Nor is Pakistan alone in Asia in terms of anti-Christian
intolerance: Indonesia has seen worse anti Christian violence. Indonesia's
Molucca islands have actually been the scene of forced conversions and
large-scale murder of Christians by Islamic fundamentalists of the Laskar
Jihad movement over the past three years. Some 5,000 have died and 500,000
more been displaced, with the armed forces turning a blind
eye or even taking part in the atrocities.
In the Middle East, there's the official intolerance of
Saudi Arabia, and other Gulf States like Qatar and United Arab Emirates.

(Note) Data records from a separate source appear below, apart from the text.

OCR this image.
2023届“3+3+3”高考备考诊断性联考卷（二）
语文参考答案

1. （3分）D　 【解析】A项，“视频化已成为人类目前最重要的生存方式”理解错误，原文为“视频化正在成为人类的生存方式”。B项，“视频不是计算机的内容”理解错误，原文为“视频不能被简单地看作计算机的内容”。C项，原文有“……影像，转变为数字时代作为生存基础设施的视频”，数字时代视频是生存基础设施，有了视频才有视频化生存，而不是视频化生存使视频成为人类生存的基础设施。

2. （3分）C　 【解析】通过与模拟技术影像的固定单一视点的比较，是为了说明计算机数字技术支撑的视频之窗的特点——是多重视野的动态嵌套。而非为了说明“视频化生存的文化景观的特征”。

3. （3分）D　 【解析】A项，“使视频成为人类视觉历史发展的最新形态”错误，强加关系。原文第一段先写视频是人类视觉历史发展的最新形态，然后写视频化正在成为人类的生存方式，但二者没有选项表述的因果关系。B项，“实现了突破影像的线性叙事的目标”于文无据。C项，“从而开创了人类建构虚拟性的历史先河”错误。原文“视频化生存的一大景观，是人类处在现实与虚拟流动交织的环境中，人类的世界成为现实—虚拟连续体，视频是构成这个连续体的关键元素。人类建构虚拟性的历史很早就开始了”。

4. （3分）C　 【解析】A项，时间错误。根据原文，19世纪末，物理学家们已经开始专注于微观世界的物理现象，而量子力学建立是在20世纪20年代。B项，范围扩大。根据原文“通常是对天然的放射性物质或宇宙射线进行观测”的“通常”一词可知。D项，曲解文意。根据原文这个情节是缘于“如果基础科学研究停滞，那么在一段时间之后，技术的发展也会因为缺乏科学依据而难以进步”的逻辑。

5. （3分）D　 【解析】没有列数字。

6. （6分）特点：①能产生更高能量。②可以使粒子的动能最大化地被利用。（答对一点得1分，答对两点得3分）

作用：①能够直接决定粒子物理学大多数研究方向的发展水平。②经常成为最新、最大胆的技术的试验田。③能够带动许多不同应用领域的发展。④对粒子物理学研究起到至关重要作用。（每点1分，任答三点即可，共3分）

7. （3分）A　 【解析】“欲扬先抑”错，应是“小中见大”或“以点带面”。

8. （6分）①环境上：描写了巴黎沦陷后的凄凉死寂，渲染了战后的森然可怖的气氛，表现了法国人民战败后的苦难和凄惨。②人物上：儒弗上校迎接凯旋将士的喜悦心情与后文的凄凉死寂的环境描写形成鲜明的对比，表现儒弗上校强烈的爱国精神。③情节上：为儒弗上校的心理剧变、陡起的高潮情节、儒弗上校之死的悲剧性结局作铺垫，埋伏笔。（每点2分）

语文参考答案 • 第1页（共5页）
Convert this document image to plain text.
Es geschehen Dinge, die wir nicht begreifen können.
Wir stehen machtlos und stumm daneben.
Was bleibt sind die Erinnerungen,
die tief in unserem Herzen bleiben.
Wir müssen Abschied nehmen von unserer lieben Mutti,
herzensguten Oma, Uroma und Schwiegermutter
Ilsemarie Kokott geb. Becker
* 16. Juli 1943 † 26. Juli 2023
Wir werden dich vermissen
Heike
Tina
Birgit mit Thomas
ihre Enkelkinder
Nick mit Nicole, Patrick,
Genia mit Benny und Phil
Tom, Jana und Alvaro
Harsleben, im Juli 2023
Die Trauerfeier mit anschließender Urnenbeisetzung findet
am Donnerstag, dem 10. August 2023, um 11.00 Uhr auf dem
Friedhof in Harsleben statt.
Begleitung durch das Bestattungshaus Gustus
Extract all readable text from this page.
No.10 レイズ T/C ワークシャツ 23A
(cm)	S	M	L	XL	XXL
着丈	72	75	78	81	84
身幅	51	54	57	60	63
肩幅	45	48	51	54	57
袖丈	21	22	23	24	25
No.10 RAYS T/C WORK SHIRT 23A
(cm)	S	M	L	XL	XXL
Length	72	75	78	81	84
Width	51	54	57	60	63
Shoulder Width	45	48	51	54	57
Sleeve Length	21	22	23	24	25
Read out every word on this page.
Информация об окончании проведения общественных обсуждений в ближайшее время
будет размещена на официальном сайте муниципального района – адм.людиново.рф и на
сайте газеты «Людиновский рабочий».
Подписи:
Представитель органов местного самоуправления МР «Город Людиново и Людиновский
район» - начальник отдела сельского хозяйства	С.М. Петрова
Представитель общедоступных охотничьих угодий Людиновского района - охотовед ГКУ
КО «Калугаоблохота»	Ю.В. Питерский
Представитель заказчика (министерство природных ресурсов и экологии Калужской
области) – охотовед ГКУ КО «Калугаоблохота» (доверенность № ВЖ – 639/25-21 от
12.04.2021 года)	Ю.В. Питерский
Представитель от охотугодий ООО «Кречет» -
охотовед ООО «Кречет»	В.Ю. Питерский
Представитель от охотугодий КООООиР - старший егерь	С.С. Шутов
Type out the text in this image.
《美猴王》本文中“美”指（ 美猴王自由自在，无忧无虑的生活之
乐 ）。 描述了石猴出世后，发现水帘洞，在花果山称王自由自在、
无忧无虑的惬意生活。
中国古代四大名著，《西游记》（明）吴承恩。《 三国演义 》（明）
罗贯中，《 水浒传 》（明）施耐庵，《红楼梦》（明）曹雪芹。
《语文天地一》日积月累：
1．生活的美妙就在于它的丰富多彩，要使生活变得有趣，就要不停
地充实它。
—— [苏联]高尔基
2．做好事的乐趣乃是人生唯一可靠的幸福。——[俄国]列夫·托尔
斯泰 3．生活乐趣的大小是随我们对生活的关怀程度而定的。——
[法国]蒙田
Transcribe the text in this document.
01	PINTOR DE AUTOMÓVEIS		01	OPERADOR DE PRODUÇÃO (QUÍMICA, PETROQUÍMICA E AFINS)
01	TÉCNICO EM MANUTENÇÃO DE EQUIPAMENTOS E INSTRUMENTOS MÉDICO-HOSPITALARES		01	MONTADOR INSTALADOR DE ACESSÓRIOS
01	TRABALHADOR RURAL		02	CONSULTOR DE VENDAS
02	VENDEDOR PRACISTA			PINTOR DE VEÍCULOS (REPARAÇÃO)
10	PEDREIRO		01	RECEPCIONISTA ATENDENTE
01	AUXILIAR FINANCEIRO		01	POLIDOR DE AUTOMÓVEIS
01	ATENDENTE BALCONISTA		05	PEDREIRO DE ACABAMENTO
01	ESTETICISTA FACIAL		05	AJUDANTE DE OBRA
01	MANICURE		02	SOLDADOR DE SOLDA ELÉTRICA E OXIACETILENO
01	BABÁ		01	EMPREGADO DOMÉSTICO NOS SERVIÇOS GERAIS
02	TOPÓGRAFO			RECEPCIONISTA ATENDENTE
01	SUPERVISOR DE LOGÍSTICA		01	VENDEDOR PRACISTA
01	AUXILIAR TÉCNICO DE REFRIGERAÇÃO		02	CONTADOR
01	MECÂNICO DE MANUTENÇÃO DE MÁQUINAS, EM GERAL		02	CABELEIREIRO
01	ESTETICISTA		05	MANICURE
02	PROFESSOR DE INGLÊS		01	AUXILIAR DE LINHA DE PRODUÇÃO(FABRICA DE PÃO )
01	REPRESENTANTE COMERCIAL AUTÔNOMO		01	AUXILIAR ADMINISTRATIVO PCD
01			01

Egypt features fundamentalist pogroms against Coptic Christians; Algeria,
the anti-Christian violence of the Islamic Salvation Front. Saudi Arabia
may be the worst offender when it comes to official intolerance: It bans
non-Muslims from two whole cities, Mecca and Medina.
Hundreds of Christians have been arrested for acts of private
worship and at least 13 - including an Indian, a Filipino and an Eritrean
- are presently imprisoned without charge for religious offenses. This
U.S. "ally" actually banned Christmas carols from Armed Forces
Radio during the Gulf War.
And as fundamentalist Islam grows in Egypt, Coptic Christians
who have lived there since the first century (and who make up at least
10 percent of the population) are undergoing increasingly vicious persecution.
A particularly nasty pogrom in the town of el- Kusheh in
January 2000 saw the massacre of 20 Copts. The law actually forbids the
building, repair or repainting of Churches without permission of the government.
Then there's the persecution of Christians in Muslim regions
of Northern Africa. The adoption of sharia (Muslim law) in much of the
north of Nigeria has been accompanied by vicious anti-Christian rioting.
In Sudan, the northern Muslims (mostly Arabs) wage war on Christian Africans
of the south, often enslaving captured Christian women and children.
Centuries ago, Islam was far more tolerant of other faiths
than Christianity (though never to the level of legal equality). No longer.
Our leaders have gone out of their way to show respect to the Muslim faith
in all its variants, and to reassure our Muslim citizens that they are
as accepted and treasured as any other Americans. It would be nice to
have some of this respect reciprocated, even among our allies.